I so enjoyed Stefan Bachmann's The Peculiar last year that I was thrilled to find the sequel, The Whatnot, on the library shelves this month.
The faeries have been expelled from human London. They and anyone who has anything to do with fairies are hunted down, jailed and executed.
Street urchin, Pikey, knows that he has to keep his faery-plucked eye hidden. Somehow, he can see a different world and in that world he sees a changeling, branch-haired girl, wandering. Then someone steals his eye patch and his attempts to hide this evidence of faery involvement land him in jail.
Meanwhile, in the faery domain, Hettie and her faery butler savior are struggling endlessly towards a cottage that gets no nearer.

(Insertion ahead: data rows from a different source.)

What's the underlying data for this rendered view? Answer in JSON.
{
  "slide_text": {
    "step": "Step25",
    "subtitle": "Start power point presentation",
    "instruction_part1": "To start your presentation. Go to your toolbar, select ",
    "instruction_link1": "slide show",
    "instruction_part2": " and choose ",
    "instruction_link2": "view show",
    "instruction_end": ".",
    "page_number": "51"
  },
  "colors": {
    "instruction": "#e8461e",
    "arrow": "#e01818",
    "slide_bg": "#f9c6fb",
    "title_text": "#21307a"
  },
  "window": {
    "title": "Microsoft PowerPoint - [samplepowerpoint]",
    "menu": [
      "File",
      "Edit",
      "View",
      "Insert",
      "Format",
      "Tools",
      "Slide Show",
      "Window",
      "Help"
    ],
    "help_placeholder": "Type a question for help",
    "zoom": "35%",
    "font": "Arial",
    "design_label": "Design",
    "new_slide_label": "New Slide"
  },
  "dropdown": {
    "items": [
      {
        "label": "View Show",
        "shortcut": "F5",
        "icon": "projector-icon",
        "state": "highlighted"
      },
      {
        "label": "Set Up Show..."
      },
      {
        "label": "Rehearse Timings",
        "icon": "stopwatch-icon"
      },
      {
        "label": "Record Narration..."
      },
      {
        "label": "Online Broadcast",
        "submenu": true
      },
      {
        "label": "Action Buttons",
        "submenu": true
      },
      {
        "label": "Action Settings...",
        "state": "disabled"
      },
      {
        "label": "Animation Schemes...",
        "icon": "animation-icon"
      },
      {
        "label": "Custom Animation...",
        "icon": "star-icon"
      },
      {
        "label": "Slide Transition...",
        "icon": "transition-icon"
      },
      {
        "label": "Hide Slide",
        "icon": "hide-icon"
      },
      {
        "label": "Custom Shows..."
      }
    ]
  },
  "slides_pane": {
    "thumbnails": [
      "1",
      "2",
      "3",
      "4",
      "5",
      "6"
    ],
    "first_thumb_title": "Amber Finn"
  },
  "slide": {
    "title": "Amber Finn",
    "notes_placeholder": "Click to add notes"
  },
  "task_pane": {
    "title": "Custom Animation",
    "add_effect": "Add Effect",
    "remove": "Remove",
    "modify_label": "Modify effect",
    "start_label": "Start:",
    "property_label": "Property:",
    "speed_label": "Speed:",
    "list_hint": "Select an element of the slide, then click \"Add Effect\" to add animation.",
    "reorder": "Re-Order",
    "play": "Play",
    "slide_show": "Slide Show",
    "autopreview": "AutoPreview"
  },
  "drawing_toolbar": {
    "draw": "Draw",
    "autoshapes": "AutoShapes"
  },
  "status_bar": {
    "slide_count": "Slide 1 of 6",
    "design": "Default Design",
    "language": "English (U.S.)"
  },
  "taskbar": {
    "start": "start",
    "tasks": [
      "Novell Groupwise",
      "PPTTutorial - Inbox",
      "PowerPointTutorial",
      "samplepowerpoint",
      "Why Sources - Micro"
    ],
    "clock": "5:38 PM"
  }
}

Bartie and his friend from the House of Lords are searching for a door that will allow them to save Hettie.
Yep, time for some adventure, battlefields, weirdness, clever twists and sudden revelations. Those revelations all have little clues leading up to them but the reader is still surprised.
I found myself skimming a little bit. The emptiness of the fairy realm depressed me. So I glossed over some of the descriptions. Don't do that. I had to go back for the breadcrumbs that Bachmann dropped so I could understand what happened next.
Pikey, Hettie, Bartie and the young Lord, whose name I simply can't remember - poor thing, all come together with a bunch of faeries, some evil, some benign, in an attempt to stop bloodshed and treachery from destroying their world. Whew! Bachmann pulls it off.
I give this book four out of five stars. In a sequel, the element of delight in a new setting wanes. And the faerie world, caught as it was in its self-appointed King's power struggle, was bleak. Those were the only complaints.